We use https://github.com/couchbase/java-dcp-client to periodically get data.
Docs are continuously being updated while mutations are sent by DCP.
We initially get sequence number of all vBuckets, and start DCP streaming till that sequence no.
When StreamEnd message is received we consider a vBucket as done.

However sometimes DCP just stops sending any mutations, job fails after waiting for a minute or two.
From logs, say I asked for seq no upto 100, during failure snapshot start seqno was something like 110, and snapshot end seq no was like 120.
So we already got more data than we requested, but DCP for some reason does not send a STREAM_END.
Why does this happen ?
From https://github.com/couchbase/kv_engine/blob/master/docs/dcp/documentation/concepts.md, DCP by default streams from vbucket master, so we should not have problem discussed in the last section " Streaming from a replica vbucket".
Rollback mitigation is not enabled.
However if it were enabled, would DCP stream hang if replica went down ?

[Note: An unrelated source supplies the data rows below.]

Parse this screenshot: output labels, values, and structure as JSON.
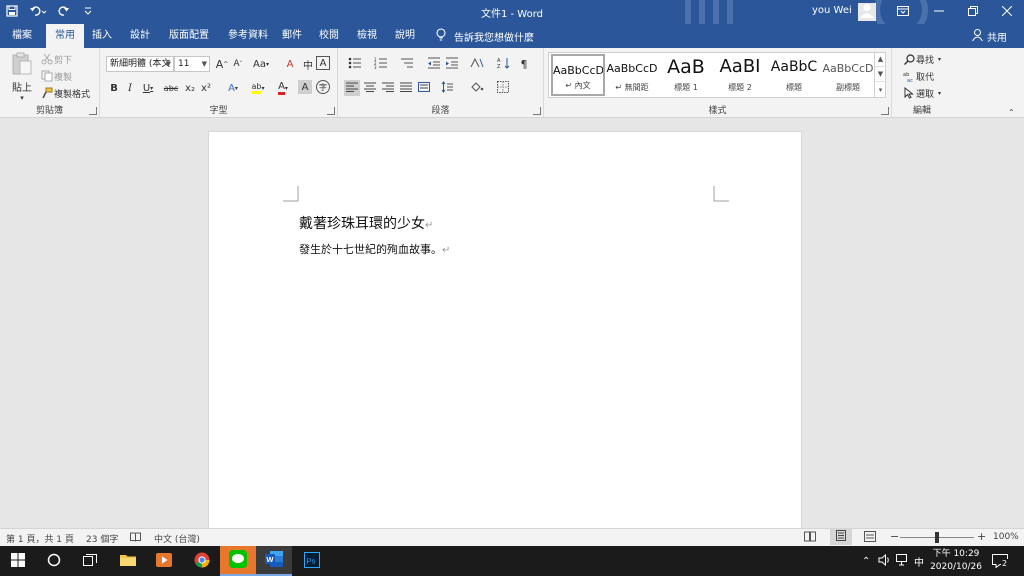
{
  "window": {
    "title": "文件1  -  Word",
    "user_name": "you Wei"
  },
  "tabs": [
    "檔案",
    "常用",
    "插入",
    "設計",
    "版面配置",
    "參考資料",
    "郵件",
    "校閱",
    "檢視",
    "說明"
  ],
  "active_tab": "常用",
  "tell_me": "告訴我您想做什麼",
  "share": "共用",
  "ribbon": {
    "clipboard": {
      "paste": "貼上",
      "cut": "剪下",
      "copy": "複製",
      "format_painter": "複製格式",
      "group_label": "剪貼簿"
    },
    "font": {
      "font_name": "新細明體 (本文",
      "font_size": "11",
      "grow": "A",
      "shrink": "A",
      "case": "Aa",
      "clear": "A",
      "phonetic": "中",
      "border_char": "A",
      "bold": "B",
      "italic": "I",
      "underline": "U",
      "strike": "abc",
      "subscript": "x₂",
      "superscript": "x²",
      "effects": "A",
      "highlight": "ab",
      "font_color": "A",
      "shading": "A",
      "enclose": "字",
      "group_label": "字型"
    },
    "paragraph": {
      "group_label": "段落"
    },
    "styles": {
      "items": [
        {
          "preview": "AaBbCcD",
          "name": "↵ 內文"
        },
        {
          "preview": "AaBbCcD",
          "name": "↵ 無間距"
        },
        {
          "preview": "AaB",
          "name": "標題 1"
        },
        {
          "preview": "AaBI",
          "name": "標題 2"
        },
        {
          "preview": "AaBbC",
          "name": "標題"
        },
        {
          "preview": "AaBbCcD",
          "name": "副標題"
        }
      ],
      "group_label": "樣式"
    },
    "editing": {
      "find": "尋找",
      "replace": "取代",
      "select": "選取",
      "group_label": "編輯"
    }
  },
  "document": {
    "paragraphs": [
      {
        "text": "戴著珍珠耳環的少女",
        "mark": "↵"
      },
      {
        "text": "發生於十七世紀的殉血故事。",
        "mark": "↵"
      }
    ]
  },
  "status": {
    "page": "第 1 頁，共 1 頁",
    "words": "23 個字",
    "language": "中文 (台灣)",
    "zoom": "100%",
    "zoom_minus": "−",
    "zoom_plus": "+"
  },
  "taskbar": {
    "ime": "中",
    "time": "下午 10:29",
    "date": "2020/10/26",
    "notification_count": "2"
  },
  "colors": {
    "word_blue": "#2b579a",
    "ribbon_bg": "#f3f3f3",
    "doc_bg": "#e6e6e6",
    "taskbar_bg": "#1b1b1b"
  }
}
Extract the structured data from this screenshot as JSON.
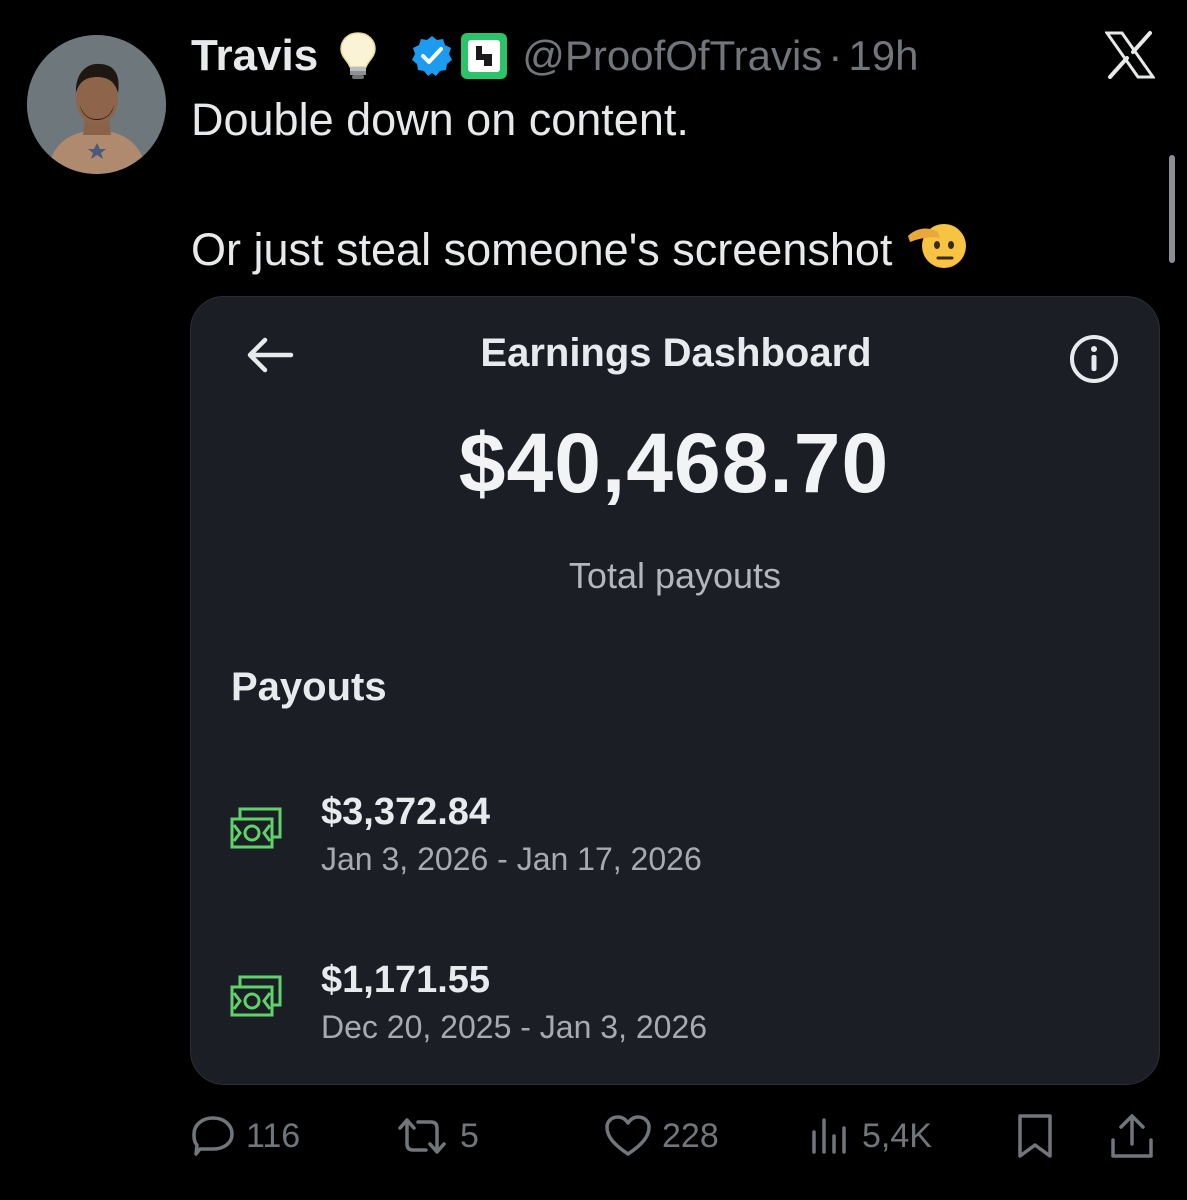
{
  "author": {
    "display_name": "Travis",
    "handle": "@ProofOfTravis",
    "separator": "·",
    "timestamp": "19h"
  },
  "tweet": {
    "line1": "Double down on content.",
    "line2": "Or just steal someone's screenshot"
  },
  "card": {
    "title": "Earnings Dashboard",
    "total_amount": "$40,468.70",
    "total_label": "Total payouts",
    "section_heading": "Payouts",
    "payouts": [
      {
        "amount": "$3,372.84",
        "range": "Jan 3, 2026 - Jan 17, 2026"
      },
      {
        "amount": "$1,171.55",
        "range": "Dec 20, 2025 - Jan 3, 2026"
      }
    ]
  },
  "actions": {
    "replies": "116",
    "reposts": "5",
    "likes": "228",
    "views": "5,4K"
  },
  "icons": {
    "header": [
      "lightbulb-icon",
      "verified-badge-icon",
      "affiliate-badge-icon"
    ],
    "logo": "x-logo-icon",
    "emoji": "saluting-face-icon",
    "card": [
      "back-arrow-icon",
      "info-icon",
      "money-icon"
    ],
    "actions": [
      "reply-icon",
      "repost-icon",
      "like-icon",
      "views-icon",
      "bookmark-icon",
      "share-icon"
    ]
  },
  "colors": {
    "background": "#000000",
    "card": "#1b1e25",
    "verified": "#1d9bf0",
    "affiliate": "#2bc46a",
    "money": "#5fd26a",
    "muted_text": "#71767b"
  }
}
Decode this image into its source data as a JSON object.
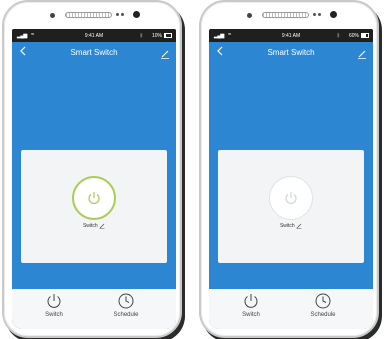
{
  "screens": [
    {
      "state": "on",
      "status": {
        "time": "9:41 AM",
        "battery": "10%"
      },
      "nav": {
        "title": "Smart Switch"
      },
      "device": {
        "label": "Switch"
      },
      "tabs": [
        {
          "label": "Switch"
        },
        {
          "label": "Schedule"
        }
      ]
    },
    {
      "state": "off",
      "status": {
        "time": "9:41 AM",
        "battery": "60%"
      },
      "nav": {
        "title": "Smart Switch"
      },
      "device": {
        "label": "Switch"
      },
      "tabs": [
        {
          "label": "Switch"
        },
        {
          "label": "Schedule"
        }
      ]
    }
  ],
  "colors": {
    "primary_blue": "#2d86d2",
    "power_on_ring": "#a9cc52",
    "power_on_icon": "#a9cc52",
    "power_off_icon": "#cfd6dc",
    "card_bg": "#f3f4f6",
    "status_bar": "#1f1f1f"
  },
  "icons": {
    "back": "chevron-left-icon",
    "edit": "pencil-icon",
    "power": "power-icon",
    "switch_tab": "power-icon",
    "schedule_tab": "clock-icon"
  }
}
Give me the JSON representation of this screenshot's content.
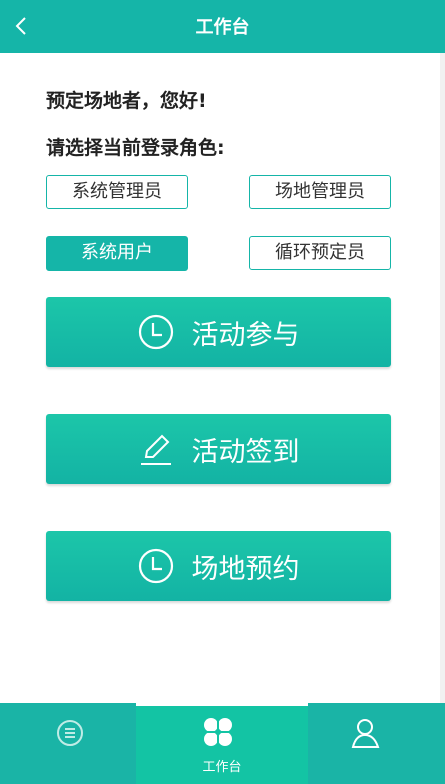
{
  "header": {
    "title": "工作台",
    "back_icon": "chevron-left-icon"
  },
  "greeting": "预定场地者，您好!",
  "prompt": "请选择当前登录角色:",
  "roles": [
    {
      "label": "系统管理员",
      "selected": false
    },
    {
      "label": "场地管理员",
      "selected": false
    },
    {
      "label": "系统用户",
      "selected": true
    },
    {
      "label": "循环预定员",
      "selected": false
    }
  ],
  "actions": [
    {
      "label": "活动参与",
      "icon": "clock-icon"
    },
    {
      "label": "活动签到",
      "icon": "pencil-icon"
    },
    {
      "label": "场地预约",
      "icon": "clock-icon"
    }
  ],
  "bottom_nav": {
    "items": [
      {
        "icon": "list-icon",
        "label": ""
      },
      {
        "icon": "grid-clover-icon",
        "label": "工作台",
        "active": true
      },
      {
        "icon": "user-icon",
        "label": ""
      }
    ]
  },
  "colors": {
    "primary": "#15b5a8",
    "gradient_top": "#1cc6a9"
  }
}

Also, by what time is data guaranteed to be persisted ?
Say DCP stream start about 10 secs after getting sequence numbers.
Are those mutations persisted to disk when stream starts ?
Is it okay if I close DCP stream once memory only snapshots start ?

If flow control is enabled (and it really should be, otherwise you risk running out of heap space), the server might be waiting for you to acknowledge that you processed the events before it sends more. See the FlowControl sample code for a demo.

It’s normal for the server to continue sending events until the client has received the complete snapshot that contains the requested end sequence number, but it sounds like you received data from the next snapshot as well. Is that correct? If so, that’s interesting, and is something we should look into.

The AirportsInFrance sample code periodically calls client.sessionState().isAtEnd() to see if the server has sent all of the requested data. You could try that approach instead of waiting for STREAM_END.

No, the stream would not hang. The client would just have one less replica to poll.

There is no guarantee the data is ever persisted unless persistence polling (also known as “rollback mitigation”) is enabled. If persistence polling is enabled, you will only receive changes that have been persisted to the active vbucket and all available replicas.

Jira issue MB-31832 is an enhancement request for adding persistence guarantees to the DCP protocol, but this is unlikely to happen in the near future. For now, persistence polling is the best option if you care about persistence.

  1. We have flow control enabled, and bufferAckWatermark is set to 20. We also acknowledge an event as shown in FlowControl.java example.
  2. Did you get chance to check why we got more snapshots than we requested ? We will call client.sessionState().isAtEnd() from now, but issue is hit rarely so we dont know if it is fixed.
    Say that call too returns false, can we safely exit with whatever we have ? DCP should be able to pickup from any point we left even if it was in middle of some snapshot, right ?
  3. Okay, got this one.
  4. Got this one too.

Cool! Just make sure to acknowledge the event (and release the buffer, usually at the same time) on every code path, otherwise small leaks can add up and consume the entire buffer.

Did you get chance to check why we got more snapshots than we requested ?

Unfortunately I have not found time to investigate. Support via the public forum is provided on a “best effort” basis. If the suggested workaround is not sufficient, please file a Jira issue at https://issues.couchbase.com (to request an account, follow the “contact administrators” link in the login form). If you are an enterprise customer, please also reach out to the support team. I should probably also temper expectations by mentioning that the Java DCP client is not an officially supported product – but we still want to help you, of course.

DCP should be able to pickup from any point we left even if it was in middle of some snapshot, right?

Yes, that’s correct.


1 Like